For debugging purpose each package also has a Debug version that can be enabled
by setting the npm_config_debug
environment variable when installing:
$ env npm_config_debug=true npm install @executorch/runtime-xnnpack
Quick start
Download the mobilenet model:
$ wget https://huggingface.co/frost-beta/mobilenet-v2-executorch-cpu/resolve/main/mv2.pte
Run following code with Node.js:
import {Module, Tensor} from 'executorch';
// A tensor of shape [ 1, 3, 224, 224 ].
const input = Array.from({length: 1}, () =>
Array.from({length: 3}, () =>
Array.from({length: 224}, () =>
Array.from({length: 224}, () => Math.random()))));
const mod = new Module('mv2.pte');
await mod.load();
const output = await mod.forward(new Tensor(input));
console.log(output.tolist());
Examples
- llama3-torch.js - A simple chat CLI for LLama 3.
APIs
/**
* Load exported edge PyTorch models.
*/
export declare class Module {
/**
* The methods of this class are dynamically loaded.
*/
[key: string]: Function;
/**
* @param filePathOrBuffer - When a string is passed, it is treated as file
* path and will be loaded with mmap. When a Uint8Array is passed, its content
* is used as the model file.
*/
constructor(filePathOrBuffer: string | Uint8Array);
/**
* Load the model.
*
* @remarks
*
* After loading, the model's methods will be added to the instance
* dynamically, with both async and async versions for each method, the sync
* version will have a "Sync" suffix appended to its name.
*/
load(): Promise<void>;
/**
* Load the model synchronously.
*/
loadSync(): void;
/**
* Return if any model has been loaded.
*/
isLoaded(): boolean;
/**
* Return names of loaded model's methods.
*/
getMethodNames(): string[];
}
/**
* Data type.
*/
export declare enum DType {
Uint8,
Int8,
Int16,
Int32,
Int64,
Float16,
Float32,
Float64,
Bool,
BFloat16
}
type Nested<T> = Nested<T>[] | T;
/**
* A multi-dimensional matrix containing elements of a single data type.
*/
export declare class Tensor {
/**
* The tensor's data stored as JavaScript Uint8Array.
*/
readonly data: Uint8Array;
/**
* Data-type of the tensor’s elements.
*/
readonly dtype: DType;
/**
* Array of tensor dimensions.
*/
readonly shape: number[];
/**
* @param input - A scalar, or a (nested) Array, or a Uint8Array buffer.

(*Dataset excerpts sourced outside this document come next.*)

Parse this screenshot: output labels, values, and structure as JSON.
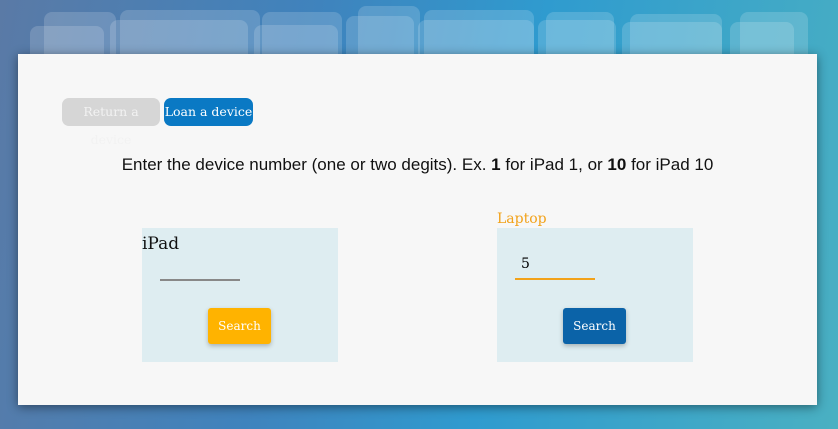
{
  "tabs": {
    "return_label": "Return a device",
    "loan_label": "Loan a device"
  },
  "instructions": {
    "prefix": "Enter the device number (one or two degits). Ex. ",
    "example1": "1",
    "middle": " for iPad 1, or ",
    "example2": "10",
    "suffix": " for iPad 10"
  },
  "ipad_panel": {
    "label": "iPad",
    "input_value": "",
    "search_label": "Search"
  },
  "laptop_panel": {
    "label": "Laptop",
    "input_value": "5",
    "search_label": "Search"
  },
  "colors": {
    "active_tab": "#0a79c4",
    "inactive_tab": "#d6d6d6",
    "amber_button": "#ffb300",
    "blue_button": "#0b63a8",
    "laptop_label": "#f2a21a",
    "panel_bg": "#deedf1"
  }
}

* @param dtype - The data type of the elements.
* @param options - Extra information of the tensor.
* @param options.shape
* @param options.dimOrder
* @param options.strides
*/
constructor(input: Nested<boolean | number> | Uint8Array,
dtype?: DType,
{ shape, dimOrder, strides }?: { shape?: number[]; dimOrder?: number[]; strides?: number[]; });
/**
* Return the tensor as a scalar.
*/
item(): number | boolean;
/**
* Return the tensor as a scalar or (nested) Array.
*/
tolist(): Nested<number | boolean>;
/**
* Return a TypedArray view of tensor's data.
*/
toTypedArray(): Int8Array | Uint8Array | Int16Array | Int32Array | Float32Array | Float64Array;
/**
* A permutation of the dimensions, from the outermost to the innermost one.
*/
get dimOrder(): number[];
/**
* Array of indices to step in each dimension when traversing the tensor.
*/
get strides(): number[];
/**
* Number of tensor dimensions.
*/
get ndim(): number;
/**
* Number of elements in the tensor.
*/
get size(): number;
/**
* Total bytes consumed by the elements of the tensor.
*/
get nbytes(): number;
/**
* Length of one tensor element in bytes.
*/
get itemsize(): number;
}
/**
* Samples from the given tensor using a softmax over logits.
*/
export declare function sample(logits: Tensor,
{
temperature = 1,
topP = 1,
}?: { temperature?: number; topP?: number }): number;
Development
Source code architecture:
src/
- C++ source code.lib/
- TypeScript source code.bindings.js
/bindings.d.ts
- Glue code between C++ and TypeScript.install.js
- Script that downloads compiled binaries when installing.tests/
- Tests for TypeScript code.build/
- Generated project files and binaries from C++ code.dist/
- Generated JavaScript code from TypeScript code.